AI can increasingly link different datasets and match different types of information with profound consequences. Data held separately and considered Non-PII (Personal Identifiable Information stripped of personal identifiers), with the application of AI can become Personal Identifiable Information (PII). This occurs when AI in the form of machine learning algorithms can correlate non-personal data with other data and matched to specific individuals, becoming personal data. AI through algorithmic correlation will weaken the distinction between personal data and other data. Non-personal data can increasingly be used to identify individuals or infer sensitive information about them, beyond what was originally and knowingly disclosed (Reference: OECD (2019). Artificial Intelligence in Society, OECD Publishing, Paris).

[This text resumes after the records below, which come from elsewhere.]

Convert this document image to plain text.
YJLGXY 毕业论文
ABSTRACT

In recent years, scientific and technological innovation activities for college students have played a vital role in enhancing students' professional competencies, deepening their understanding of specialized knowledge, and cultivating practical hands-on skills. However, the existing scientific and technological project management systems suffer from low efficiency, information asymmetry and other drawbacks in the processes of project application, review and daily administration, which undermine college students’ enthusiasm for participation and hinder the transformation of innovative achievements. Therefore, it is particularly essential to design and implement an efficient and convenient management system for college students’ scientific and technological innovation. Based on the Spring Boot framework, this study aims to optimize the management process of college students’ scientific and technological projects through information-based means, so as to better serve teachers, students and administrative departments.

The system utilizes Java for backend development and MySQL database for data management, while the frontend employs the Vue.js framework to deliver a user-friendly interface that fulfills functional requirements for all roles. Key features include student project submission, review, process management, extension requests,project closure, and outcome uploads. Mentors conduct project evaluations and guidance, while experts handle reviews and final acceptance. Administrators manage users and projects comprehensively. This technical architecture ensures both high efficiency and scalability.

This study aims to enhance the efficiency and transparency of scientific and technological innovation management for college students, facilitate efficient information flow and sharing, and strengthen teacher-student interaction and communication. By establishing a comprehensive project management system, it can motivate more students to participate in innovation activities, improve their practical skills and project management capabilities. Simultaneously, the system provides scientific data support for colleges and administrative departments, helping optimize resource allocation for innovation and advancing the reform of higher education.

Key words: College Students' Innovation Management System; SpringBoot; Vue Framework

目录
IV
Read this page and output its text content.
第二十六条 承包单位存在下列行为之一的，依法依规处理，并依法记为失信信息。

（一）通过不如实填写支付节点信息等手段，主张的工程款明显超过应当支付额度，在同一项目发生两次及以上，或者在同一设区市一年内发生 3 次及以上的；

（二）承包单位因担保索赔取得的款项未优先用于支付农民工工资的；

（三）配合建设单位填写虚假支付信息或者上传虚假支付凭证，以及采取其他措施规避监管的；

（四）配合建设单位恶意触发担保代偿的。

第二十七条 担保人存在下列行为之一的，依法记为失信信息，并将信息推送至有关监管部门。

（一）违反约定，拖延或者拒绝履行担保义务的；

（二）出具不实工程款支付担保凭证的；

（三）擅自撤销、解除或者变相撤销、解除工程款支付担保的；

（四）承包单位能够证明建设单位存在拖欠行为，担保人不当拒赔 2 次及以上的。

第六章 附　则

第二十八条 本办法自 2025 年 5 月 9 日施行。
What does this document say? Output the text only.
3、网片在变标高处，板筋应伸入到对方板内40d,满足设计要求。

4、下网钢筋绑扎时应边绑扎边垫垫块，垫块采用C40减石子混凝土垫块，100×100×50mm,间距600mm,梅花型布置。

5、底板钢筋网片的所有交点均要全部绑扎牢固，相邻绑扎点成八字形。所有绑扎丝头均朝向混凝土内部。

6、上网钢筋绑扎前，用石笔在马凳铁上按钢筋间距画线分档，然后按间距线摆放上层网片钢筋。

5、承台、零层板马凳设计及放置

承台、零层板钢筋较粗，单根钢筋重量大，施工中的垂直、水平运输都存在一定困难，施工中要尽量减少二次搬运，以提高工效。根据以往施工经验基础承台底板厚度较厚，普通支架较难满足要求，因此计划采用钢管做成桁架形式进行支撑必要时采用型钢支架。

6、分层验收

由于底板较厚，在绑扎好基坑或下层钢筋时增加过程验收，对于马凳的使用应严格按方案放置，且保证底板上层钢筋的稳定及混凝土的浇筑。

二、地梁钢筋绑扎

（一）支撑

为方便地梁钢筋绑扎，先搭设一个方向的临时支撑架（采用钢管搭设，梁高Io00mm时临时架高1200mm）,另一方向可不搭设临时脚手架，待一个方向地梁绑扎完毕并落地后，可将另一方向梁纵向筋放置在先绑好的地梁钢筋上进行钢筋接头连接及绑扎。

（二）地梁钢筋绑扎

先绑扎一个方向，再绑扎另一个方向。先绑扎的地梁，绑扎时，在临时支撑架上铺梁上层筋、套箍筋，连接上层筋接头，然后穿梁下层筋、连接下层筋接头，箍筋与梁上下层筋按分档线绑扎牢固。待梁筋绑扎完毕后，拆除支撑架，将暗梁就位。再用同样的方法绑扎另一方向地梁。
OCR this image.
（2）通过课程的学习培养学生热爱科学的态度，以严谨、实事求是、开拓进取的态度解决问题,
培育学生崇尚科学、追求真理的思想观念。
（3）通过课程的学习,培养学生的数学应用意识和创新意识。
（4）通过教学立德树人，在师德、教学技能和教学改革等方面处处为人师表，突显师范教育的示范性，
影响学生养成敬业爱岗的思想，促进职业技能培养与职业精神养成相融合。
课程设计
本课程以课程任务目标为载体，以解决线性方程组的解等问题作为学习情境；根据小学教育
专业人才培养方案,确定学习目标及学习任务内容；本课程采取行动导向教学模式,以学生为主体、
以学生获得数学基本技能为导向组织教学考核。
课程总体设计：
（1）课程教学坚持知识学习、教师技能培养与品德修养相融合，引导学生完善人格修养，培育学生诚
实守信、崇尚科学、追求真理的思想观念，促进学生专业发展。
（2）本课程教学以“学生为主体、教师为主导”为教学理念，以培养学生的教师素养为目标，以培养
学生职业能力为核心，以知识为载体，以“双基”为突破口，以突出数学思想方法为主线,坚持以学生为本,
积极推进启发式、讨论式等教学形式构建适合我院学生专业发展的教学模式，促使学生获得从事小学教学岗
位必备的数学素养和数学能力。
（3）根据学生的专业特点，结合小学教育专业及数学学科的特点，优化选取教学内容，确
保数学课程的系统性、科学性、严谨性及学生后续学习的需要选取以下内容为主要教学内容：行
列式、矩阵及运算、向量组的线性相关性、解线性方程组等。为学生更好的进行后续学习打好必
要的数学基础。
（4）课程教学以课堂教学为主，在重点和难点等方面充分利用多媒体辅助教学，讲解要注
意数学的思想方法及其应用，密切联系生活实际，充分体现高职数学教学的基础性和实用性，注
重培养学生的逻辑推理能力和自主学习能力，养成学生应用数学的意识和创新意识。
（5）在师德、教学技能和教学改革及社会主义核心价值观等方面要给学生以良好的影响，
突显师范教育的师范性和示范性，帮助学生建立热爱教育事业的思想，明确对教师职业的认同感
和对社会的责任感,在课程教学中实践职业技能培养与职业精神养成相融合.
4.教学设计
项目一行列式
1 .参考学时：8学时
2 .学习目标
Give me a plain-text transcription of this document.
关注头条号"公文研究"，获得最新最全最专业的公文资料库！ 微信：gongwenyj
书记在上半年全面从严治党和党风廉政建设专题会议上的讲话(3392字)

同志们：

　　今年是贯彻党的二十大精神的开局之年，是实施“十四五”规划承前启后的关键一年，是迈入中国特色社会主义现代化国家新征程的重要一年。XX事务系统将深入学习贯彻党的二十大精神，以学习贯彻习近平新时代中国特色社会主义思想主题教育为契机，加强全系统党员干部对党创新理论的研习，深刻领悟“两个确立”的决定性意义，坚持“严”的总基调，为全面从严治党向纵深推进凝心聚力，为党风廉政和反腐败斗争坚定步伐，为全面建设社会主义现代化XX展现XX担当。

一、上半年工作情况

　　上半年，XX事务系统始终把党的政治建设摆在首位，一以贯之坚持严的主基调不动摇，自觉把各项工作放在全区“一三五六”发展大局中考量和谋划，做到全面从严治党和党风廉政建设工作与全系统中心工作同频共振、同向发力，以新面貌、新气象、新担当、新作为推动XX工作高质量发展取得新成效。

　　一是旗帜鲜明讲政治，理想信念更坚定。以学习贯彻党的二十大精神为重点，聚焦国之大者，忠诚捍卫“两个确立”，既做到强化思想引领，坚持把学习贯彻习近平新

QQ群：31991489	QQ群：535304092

Personal identifiable information as defined by the U.S. Department of labor and the GDPR are as follows:
Personal Identifiable Information (PII) – defined by the U.S. Department of Labor states:
“Any representation of information that permits the identity of an individual to whom the information applies to be reasonably inferred by either direct or indirect means. Further, PII is defined as information: (i) that directly identifies an individual (e.g., name, address, social security number or other identifying number or code, telephone number, email address, etc.) or (ii) by which an agency intends to identify specific individuals in conjunction with other data elements, i.e., indirect identification. (These data elements may include a combination of gender, race, birth date, geographic indicator, and other descriptors). Additionally, information permitting the physical or online contacting of a specific individual is the same as personally identifiable information. This information can be maintained in either paper, electronic or other media.” (Reference: U.S. Department of Labor)
General Data Protection Regulation (GDPR)
GDPR enhances how people can access information about them and places limits on what organizations can do with personal data. GDPR’s seven principles are: lawfulness, fairness and transparency; purpose limitation; data minimization; accuracy; storage limitation; integrity and confidentiality (security); and accountability.
“The General Data Protection Regulation (GDPR) is a legal framework that sets guidelines for the collection and processing of personal information from individuals who live in the European Union (EU). As further protection for consumers, the GDPR also calls for any personally identifiable information (PII) that sites collect to be either anonymized (rendered anonymous, as the term implies) or pseudonymized (with the consumer’s identity replaced with a pseudonym). The GDPR affects data beyond that collected from customers. Most notably, perhaps, the regulation applies to the human resources’ records of employees.” (Reference: Investopedia)
Given the specifics of these guidelines for PII, we must constantly consider and monitor our data being used in these AL/ML applications from inception to deployment. Without the proper governance it will be difficult to assess which data will remain non-PII. However, having consistent data selection, training and monitoring throughout the AI/ML lifecycle (See diagram below) can ensure that AI/ML applications will distinguish between PII and non-PII and enact the necessary protocols.
AI also challenges personal data protection principles of collection limitation, use limitation and purpose specification. To train and optimize AI systems, ML algorithms require vast quantities of data. This creates an incentive to maximize, rather than minimize, data collection. With the growth in use of AI devices, and the Internet of Things (IoT), more data are gathered, more frequently and more easily. They are linked to other data, sometimes with little or no awareness or consent on the part of the data subjects concerned.
The patterns identified and evolution of the “learning” are difficult to anticipate. Therefore, the collection and use of data can extend beyond what was originally known, disclosed and consented to by a data subject. AI/ML applications will be able to learn over time and be used to offer individuals tailored personalized services based on their personal privacy preferences (See Knowledge-as-a-Service). AI systems being developed around the principles of privacy as detailed by the U.S. Department of Labor and the GDPR will be essential because AI carries the potential to enhance personal data; in turn this enhanced personal data has the potential to cause organizations to violate these policies.